The primary vessels operated by the CMU until 2013 were eight Bay-class patrol boats. The 38-metre (125 ft) oceangoing patrol boats (ACVs Roebuck Bay, Holdfast Bay, Botany Bay, Hervey Bay, Corio Bay, Arnhem Bay, Dame Roma Mitchell, and Storm Bay) are used to patrol the northern extension of the Australian EEZ and Australia's offshore territories. These vessels were due to be replaced in 2010, but it was not until June of that year that a request for tender was issued for eight larger patrol boats designated the Cape class, which entered service in 2013.[1][2]

Several larger vessels were chartered by the CMU to supplement the Bay class boats in the patrol and protection roles.

The 98-metre (322 ft) trimaran ACV Triton operated in northern waters in an individual capacity, but was capable of being used as a command vessel for Maritime Border Command operations. ACV Triton has been retired from Australian service and was listed for sale in October 2018 [3]
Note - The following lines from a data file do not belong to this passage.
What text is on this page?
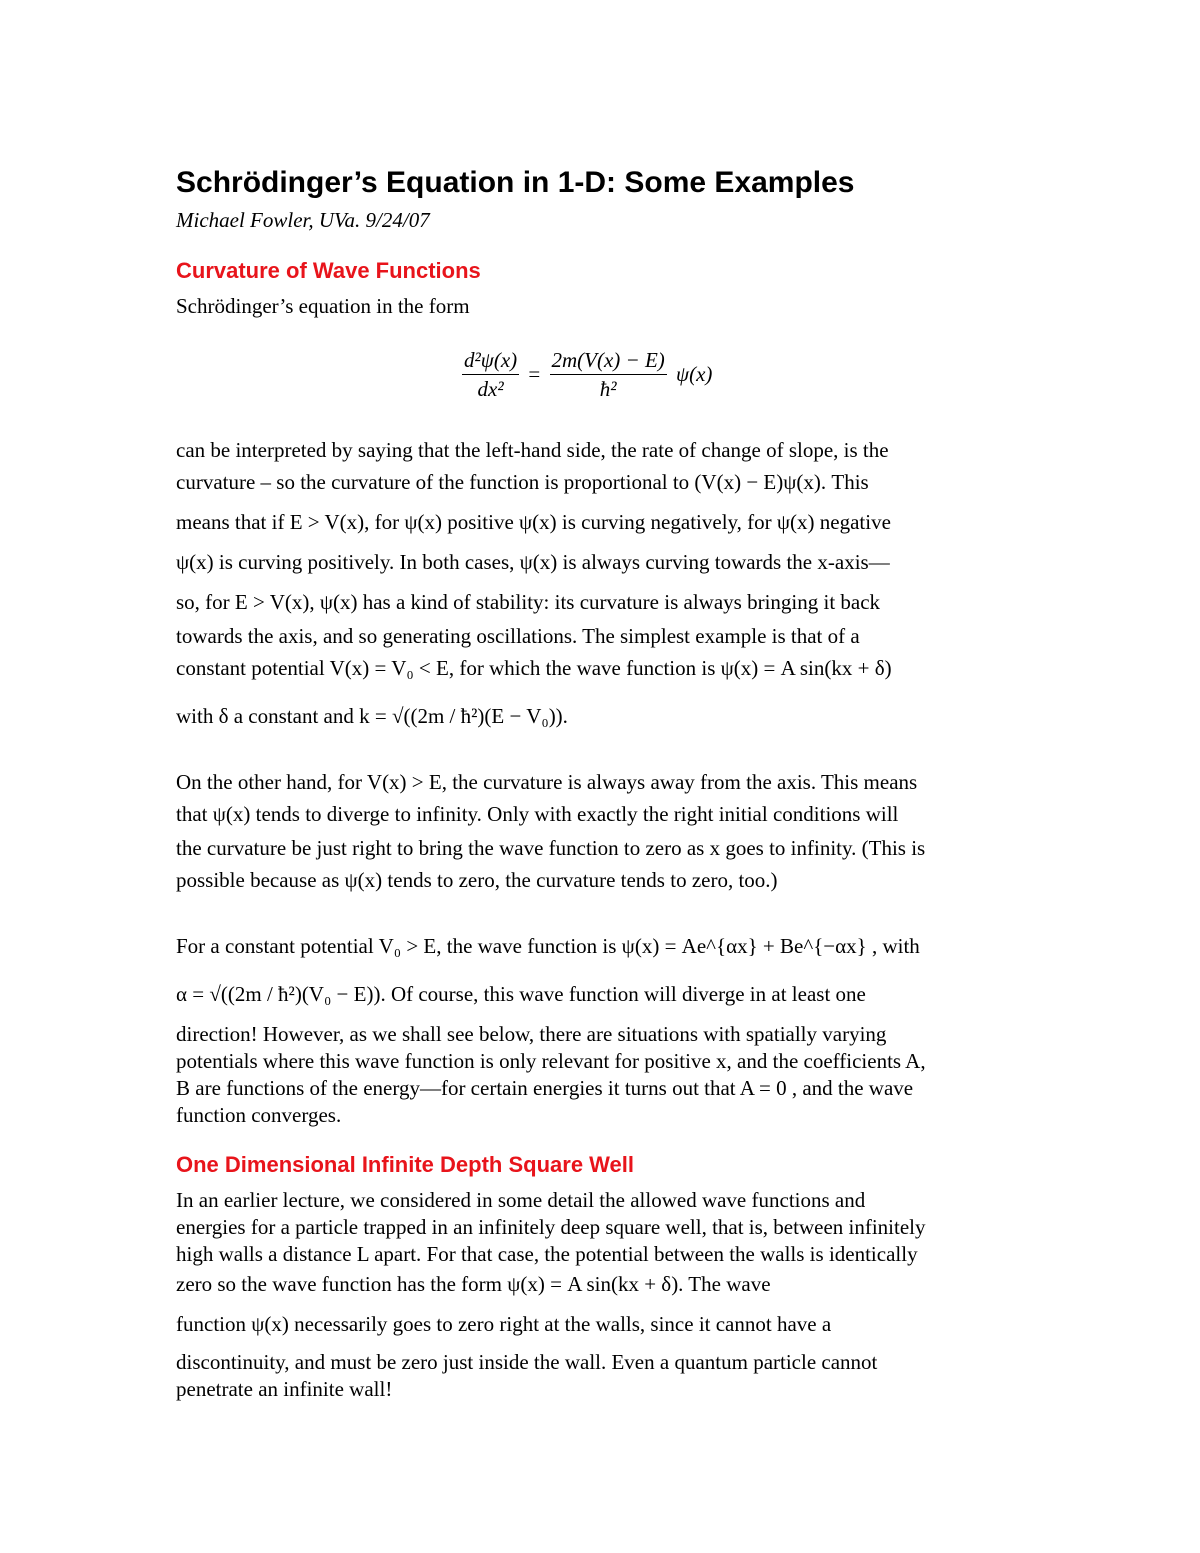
Schrödinger’s Equation in 1-D: Some Examples
Michael Fowler, UVa. 9/24/07
Curvature of Wave Functions
Schrödinger’s equation in the form
$\frac{\text{d²ψ(x)}}{\text{dx²}} = \frac{2m(V(x) - E)}{\text{ħ²}} \psi(x)$
can be interpreted by saying that the left-hand side, the rate of change of slope, is the
curvature – so the curvature of the function is proportional to (V(x) − E)ψ(x). This
means that if E > V(x), for ψ(x) positive ψ(x) is curving negatively, for ψ(x) negative
ψ(x) is curving positively. In both cases, ψ(x) is always curving towards the x-axis—
so, for E > V(x), ψ(x) has a kind of stability: its curvature is always bringing it back
towards the axis, and so generating oscillations. The simplest example is that of a
constant potential V(x) = V₀ < E, for which the wave function is ψ(x) = A sin(kx + δ)
with δ a constant and k = √((2m / ħ²)(E − V₀)).
On the other hand, for V(x) > E, the curvature is always away from the axis. This means
that ψ(x) tends to diverge to infinity. Only with exactly the right initial conditions will
the curvature be just right to bring the wave function to zero as x goes to infinity. (This is
possible because as ψ(x) tends to zero, the curvature tends to zero, too.)
For a constant potential V₀ > E, the wave function is ψ(x) = Ae^{αx} + Be^{−αx} , with
α = √((2m / ħ²)(V₀ − E)). Of course, this wave function will diverge in at least one
direction! However, as we shall see below, there are situations with spatially varying
potentials where this wave function is only relevant for positive x, and the coefficients A,
B are functions of the energy—for certain energies it turns out that A = 0 , and the wave
function converges.
One Dimensional Infinite Depth Square Well
In an earlier lecture, we considered in some detail the allowed wave functions and
energies for a particle trapped in an infinitely deep square well, that is, between infinitely
high walls a distance L apart. For that case, the potential between the walls is identically
zero so the wave function has the form ψ(x) = A sin(kx + δ). The wave
function ψ(x) necessarily goes to zero right at the walls, since it cannot have a
discontinuity, and must be zero just inside the wall. Even a quantum particle cannot
penetrate an infinite wall!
ACV Ashmore Guardian was a 35-metre (115 ft) vessel converted to patrol and monitor the Ashmore and Cartier Islands and their attached marine reserves. It has been transferred to Papua New Guinea as the Niugini Guardian.

MV Oceanic Viking, a 106-metre (348 ft) former cable layer was used to patrol the Southern Ocean, Australian Antarctic Territory, and the territory of Heard Island and McDonald Islands until mid- 2010. Oceanic Viking's replacement, ADV Ocean Protector (the former Norwegian vessel MV Skandi Bergen), entered service in November 2010 following modification.[4][5]

ABFC Ocean Shield is a 110.9-metre (364 ft) offshore patrol vessel which entered service in June 2012 and is as sister ship to ADV Ocean Protector. [6]

ABFC Thaiyak is a 40-metre (130 ft) vessel delivered in June 2014 [7] intended to replace the Ashmore Guardian. In addition, charter arrangements give Customs access to an additional twenty vessels of various sizes and types; these are called on when required to transport apprehended foreign fishermen and illegal entrants, or tow captured vessels.

Ships operated by the CMU were referred to as Australian Customs Vessels (ACVs) until the creation of Australian Border Force in 2015 when the prefix of vessels operated by the CMU was changed to Australian Border Force Cutter (ABFC). Vessels prefixed with Australian Defence Vessel (ADV) are owned by the Department of Defence

List of current vessels [8]

  • ABFC Ocean Shield
  • ADV Ocean Protector
  • ABFC Thaiyak

Cape Class Patrol Boats.

  • ABFC Cape St. George
  • ABFC Cape Byron
  • ABFC Cape Nelson
  • ABFC Cape Sorell
  • ABFC Cape Jervis
  • ABFC Cape Leveque
  • ABFC Cape Wessel
  • ABFC Cape York

References

  1. Australian Security Magazine, Govt to buy new border patrol vessels
  2. Parnell, Navy and Customs vessels cut back on border patrols
  3. "ACV Triton". GlobalSecurrity.org. Retrieved 13 September 2019.
  4. Kerr, Julian (16 December 2010). "Australia stands watch in the Southern Ocean with launch of Ocean Protector". Jane's Navy International. Retrieved 18 December 2010.
  5. Parnell, Sean (30 July 2010). "Mothership being readied for asylum seekers". The Australian. Retrieved 5 November 2010.
  6. "Australian Defence Vessel (ADV) Ocean Shield - Naval Technology". Retrieved 13 September 2019.
  7. "Strategic Marine Delivers MV Thaiyak".
  8. "Patrol vessels". Australian Border Force. Retrieved 13 September 2019.